Só esperava que ela estivesse em um lugar melhor agora.

Resgatei um velho terno. Preto era – ironicamente – a cor que melhor me representava naquele momento. Porque eu também havia morrido, no momento em que aquelas máquinas pararam, e seu coração bateu uma última vez.

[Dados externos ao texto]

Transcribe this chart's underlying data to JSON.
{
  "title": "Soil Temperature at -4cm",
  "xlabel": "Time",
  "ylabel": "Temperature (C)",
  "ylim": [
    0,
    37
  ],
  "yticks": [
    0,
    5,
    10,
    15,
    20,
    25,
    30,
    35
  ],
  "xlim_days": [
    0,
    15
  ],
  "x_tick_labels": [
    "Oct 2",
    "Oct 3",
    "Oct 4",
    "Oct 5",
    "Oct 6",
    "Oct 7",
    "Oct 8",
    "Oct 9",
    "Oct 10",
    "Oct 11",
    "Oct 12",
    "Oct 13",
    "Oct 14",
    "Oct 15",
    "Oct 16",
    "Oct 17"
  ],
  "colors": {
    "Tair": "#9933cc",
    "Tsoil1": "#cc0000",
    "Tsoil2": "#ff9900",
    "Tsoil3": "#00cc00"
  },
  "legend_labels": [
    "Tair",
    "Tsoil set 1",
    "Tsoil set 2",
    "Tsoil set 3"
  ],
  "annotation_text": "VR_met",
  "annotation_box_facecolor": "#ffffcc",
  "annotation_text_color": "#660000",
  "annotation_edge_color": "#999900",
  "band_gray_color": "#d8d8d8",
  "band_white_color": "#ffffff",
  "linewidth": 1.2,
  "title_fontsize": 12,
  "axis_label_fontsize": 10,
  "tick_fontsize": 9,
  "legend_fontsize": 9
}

O lugar estava cheio – Hinata era uma pessoa de muitos amigos. Todos a amavam, e todos sofriam. Mas não como eu. Eu não chorei, afinal. Recebi abraços e mensagens de conforto, mas era como estar em um coma. Eu não sentia nada, não via ou falava. Apenas estava ali, fisicamente. Seu caixão era belo e refinado. Dentro, seu corpo. Briguei para que me deixassem ser o único a vê-la antes de pregar o caixão. Seus pais estavam arrasados, no canto. Sakura, Sasuke, Ino, sua irmã, Hanabi, Gaara e Temari. Seus colegas de faculdade e de trabalho. Professores e amigos de infância. Todos de luto. Eles sabiam, ao menos um pouco, o que era aquilo. Aquele sentimento angustiante.

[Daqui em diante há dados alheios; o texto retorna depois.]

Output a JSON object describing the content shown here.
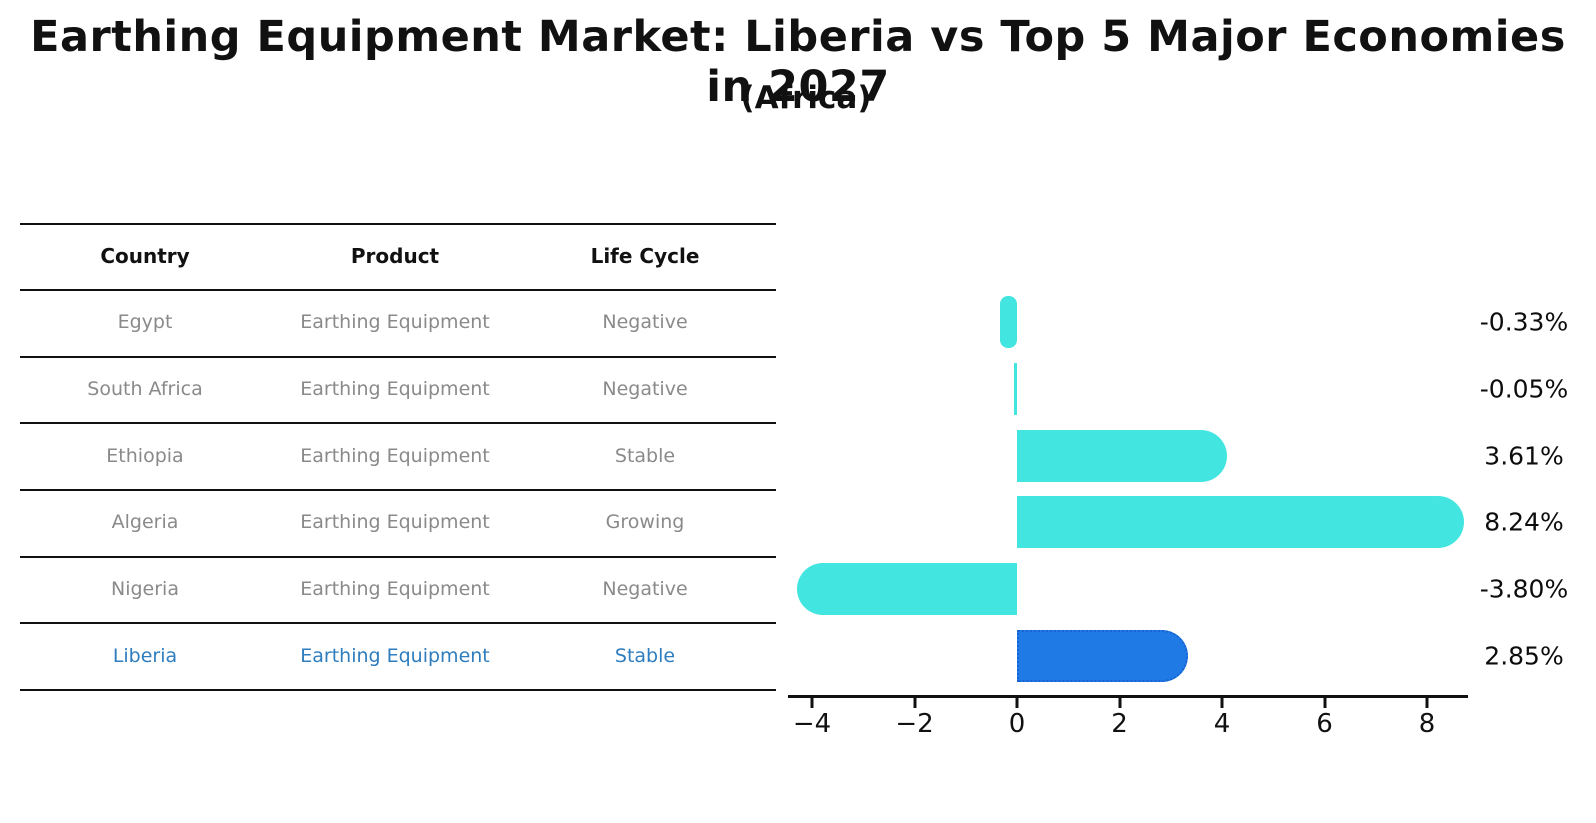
{
  "title": "Earthing Equipment Market: Liberia vs Top 5 Major Economies in 2027",
  "subtitle": "(Africa)",
  "colors": {
    "bar_default": "#42E5DF",
    "bar_highlight_fill": "#207AE6",
    "bar_highlight_border": "#1764D2",
    "table_text": "#8a8a8a",
    "table_text_highlight": "#2E7DBE",
    "heading_text": "#111111",
    "axis": "#111111"
  },
  "table": {
    "columns": [
      "Country",
      "Product",
      "Life Cycle"
    ],
    "rows": [
      {
        "country": "Egypt",
        "product": "Earthing Equipment",
        "life_cycle": "Negative",
        "highlight": false
      },
      {
        "country": "South Africa",
        "product": "Earthing Equipment",
        "life_cycle": "Negative",
        "highlight": false
      },
      {
        "country": "Ethiopia",
        "product": "Earthing Equipment",
        "life_cycle": "Stable",
        "highlight": false
      },
      {
        "country": "Algeria",
        "product": "Earthing Equipment",
        "life_cycle": "Growing",
        "highlight": false
      },
      {
        "country": "Nigeria",
        "product": "Earthing Equipment",
        "life_cycle": "Negative",
        "highlight": false
      },
      {
        "country": "Liberia",
        "product": "Earthing Equipment",
        "life_cycle": "Stable",
        "highlight": true
      }
    ]
  },
  "chart_data": {
    "type": "bar",
    "orientation": "horizontal",
    "title": "Earthing Equipment Market: Liberia vs Top 5 Major Economies in 2027",
    "subtitle": "(Africa)",
    "categories": [
      "Egypt",
      "South Africa",
      "Ethiopia",
      "Algeria",
      "Nigeria",
      "Liberia"
    ],
    "values": [
      -0.33,
      -0.05,
      3.61,
      8.24,
      -3.8,
      2.85
    ],
    "value_labels": [
      "-0.33%",
      "-0.05%",
      "3.61%",
      "8.24%",
      "-3.80%",
      "2.85%"
    ],
    "highlight_index": 5,
    "x_ticks": [
      -4,
      -2,
      0,
      2,
      4,
      6,
      8
    ],
    "x_tick_labels": [
      "−4",
      "−2",
      "0",
      "2",
      "4",
      "6",
      "8"
    ],
    "xlim": [
      -4.47,
      8.8
    ],
    "grid": false,
    "legend": false,
    "xlabel": "",
    "ylabel": ""
  }
}
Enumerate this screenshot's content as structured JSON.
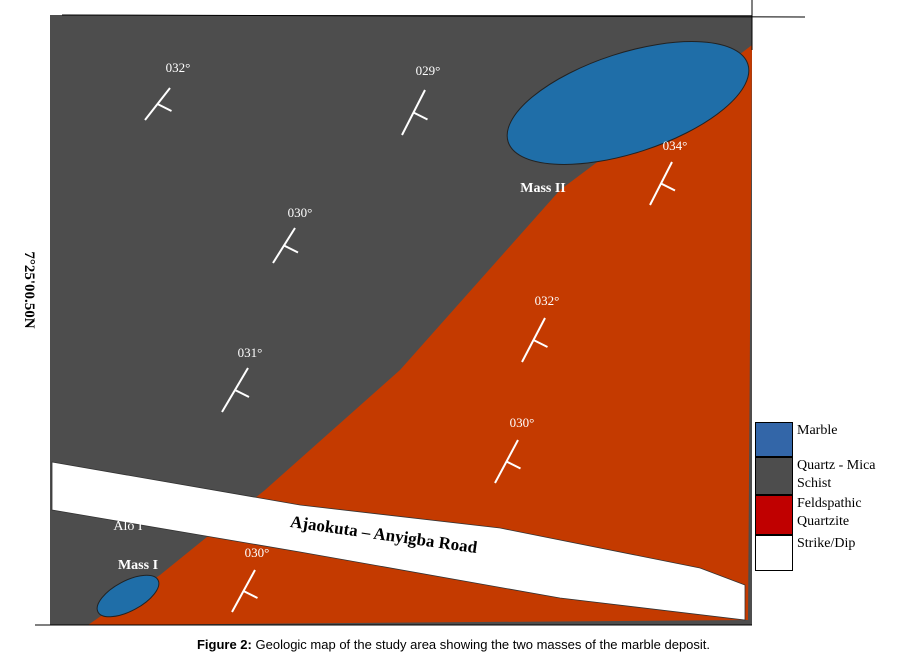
{
  "map": {
    "coordinate_label": "7°25'00.50N",
    "strike_dip": [
      {
        "label": "032°"
      },
      {
        "label": "029°"
      },
      {
        "label": "030°"
      },
      {
        "label": "031°"
      },
      {
        "label": "034°"
      },
      {
        "label": "032°"
      },
      {
        "label": "030°"
      },
      {
        "label": "030°"
      }
    ],
    "masses": [
      "Mass II",
      "Mass I"
    ],
    "locality": "Alo I",
    "road": "Ajaokuta – Anyigba Road"
  },
  "legend": [
    {
      "label": "Marble",
      "color": "#3366a8"
    },
    {
      "label": "Quartz - Mica Schist",
      "color": "#4d4d4d"
    },
    {
      "label": "Feldspathic Quartzite",
      "color": "#c00000"
    },
    {
      "label": "Strike/Dip",
      "color": "#ffffff"
    }
  ],
  "caption": {
    "label": "Figure 2:",
    "text": "Geologic map of the study area showing the two masses of the marble deposit."
  }
}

Hinata estava linda em um vestido branco de mangas brilhantes. Seus olhos estavam fechados, em paz. Ela era apenas um anjo, dormindo, à deriva de seus sonhos, como eu costumava observar nas manhãs de sábado. Suas mãos, postas uma sobre as outras. Sua boca ainda brilhava, mas sua pele era branca e gelada. Havia uma de suas tiaras em sua cabeça. Eu fiquei grato por aquilo. Me abaixei e depositei um último beijo sobre seus lábios frios e duros. As lágrimas finalmente chegaram, e com elas, os gritos e os soluços. Sasuke me afastou e me abraçou.

Caminhamos juntos na frente do caixão. Sua mãe havia desmaiado, e seu pai havia a levado para casa. Eu sentia que poderia cair a qualquer instante. A grama era bem verde e viva – um tanto irônico para um cemitério.

Palavras, discursos, flores. Hinata sempre adorara flores. Rosas brancas eram suas favoritas, junto com as peônias e lilases. Seu caixão descia devagar. Eu não conseguia acreditar que aquilo estava acontecendo. Meu corpo inteiro estava inerte. Sonhávamos em nunca enterrar um ao outro. Morreríamos juntos, na velhice de nossas casas, lembrando de nossas memórias juntos em uma varanda qualquer. Em partes, estávamos certos.

Nós morremos juntos.

Estava feito, afinal. Depois de seu enterro, nada mais lhe restara. As lembranças logo seriam esquecidas, as roupas, vendidas ou doadas. Seu perfume acabaria, o som de sua voz se misturaria ao ar e evaporaria, junto com uma risada. Marcavam ali o início de seu esquecimento, mas não para mim. Depois de seu funeral, entretanto, ficou mais claro para mim do que jamais antes. Hinata se fora, e, consigo, levara parte de mim.